Toleransi, Sekularisme, atau Sinkretisme
Image From Google
Oleh: Buya Hamka (Dalam rubrik Dari Hati ke Hati, majalah Panji Masyarakat tahun 1969)
Tahun 1968 yang baru kita lalui adalah
tahun yang luar biasa. Di tahun 1968, kita berhari raya Idul Fitri
sampai dua kali, yaitu 1 Januari dan 21 Desember 1968.

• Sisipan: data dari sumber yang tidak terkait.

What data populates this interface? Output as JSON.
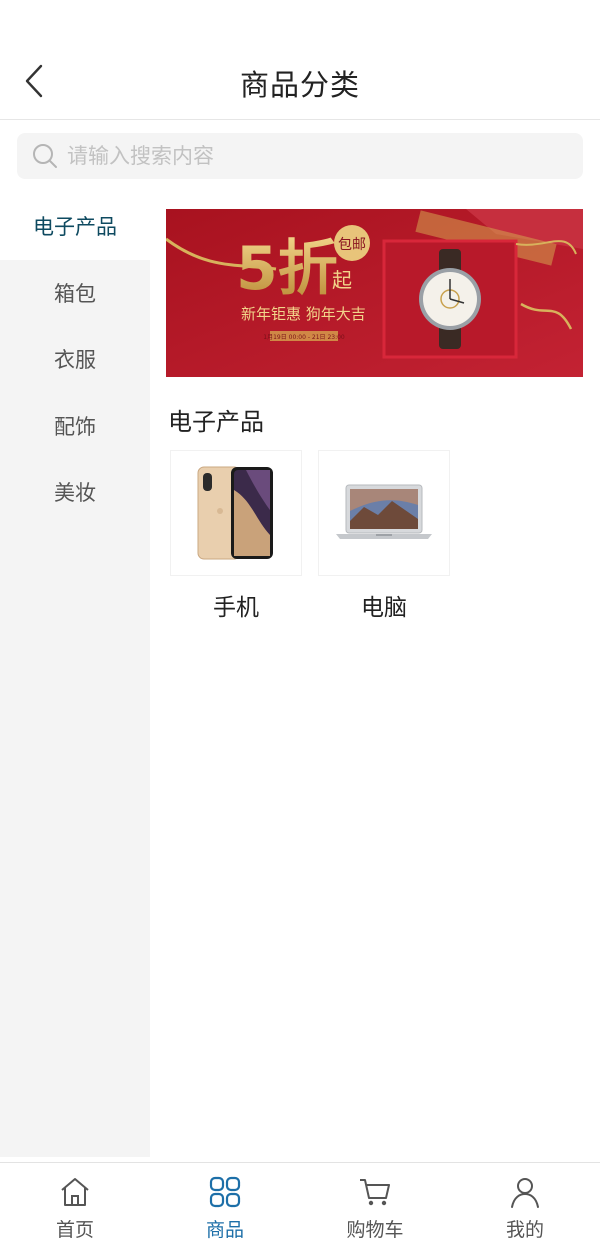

Maka timbullah inspirasi pada beberapa
orang kepala jawatan dan juga pada beberapa orang menteri Kabinet
Pembangunan, dan keluarlah perintah supaya peringatan halal bi halal
Idul Fitri dan hari Natal digabungkan jadi satu. Diadakan pertemuan
serentak di satu tempat, biasanya di jawatan-jawatan, dan
departemen-departemen: “Lebaran-Natal”. Maka tersebutlah perkataan
bahwasanya bapak Kepala Jawatan atau Bapak Menteri atau Bapak Jenderal
memulai sambutan beliau, bahwa demi kesaktian Pancasila yang wajib kita
amalkan dan amankan, dalam Lebaran-Natal ini kita menanamkan dalam hati
kita, sedalam-dalamnya, apa arti toleransi. Dan diaturlah acara
mula-mula membaca Al-Quran oleh seorang pegawai yang pandai “mengaji”,
kemudian itu diiringi oleh seorang pendeta atau pastor yang sengaja
diundang, dengan membaca ayat-ayat Injil, terutama yang berkenaan dengan
kelahiran “Tuhan” Yesus. Yesus Kristus Juru Selamat Dunia, Anak Alah
yang Tunggal, tetapi Dia sendiri adalah Alah Bapak juga, menjelma ke
dalam tubuh Santa Maria yang suci, untuk kemudian lahir sebagai manusia.
Tentu saja yang lebih banyak hadir dalam
pertemuan Lebaran-Natal itu adalah orang-orang Islam daripada
orang-orang yang beragama Kristen. Si orang Islam diharuskan
mendengarkan dengan penuh khusyu bahwa Tuhan Alah beranak, dan Yesus
ialah Alah. Sebagaimana tadi orang-orang Kristen disuruh mendengar
tentang Nabi Muhammad SAW dengan tenang, padahal mereka diajarkan oleh
pendetanya bahwa Nabi Muhammad bukan nabi, melainkan penjahat. Dan
Al-Quran bukanlah kitab suci, melainkan buku karangan Muhammad saja.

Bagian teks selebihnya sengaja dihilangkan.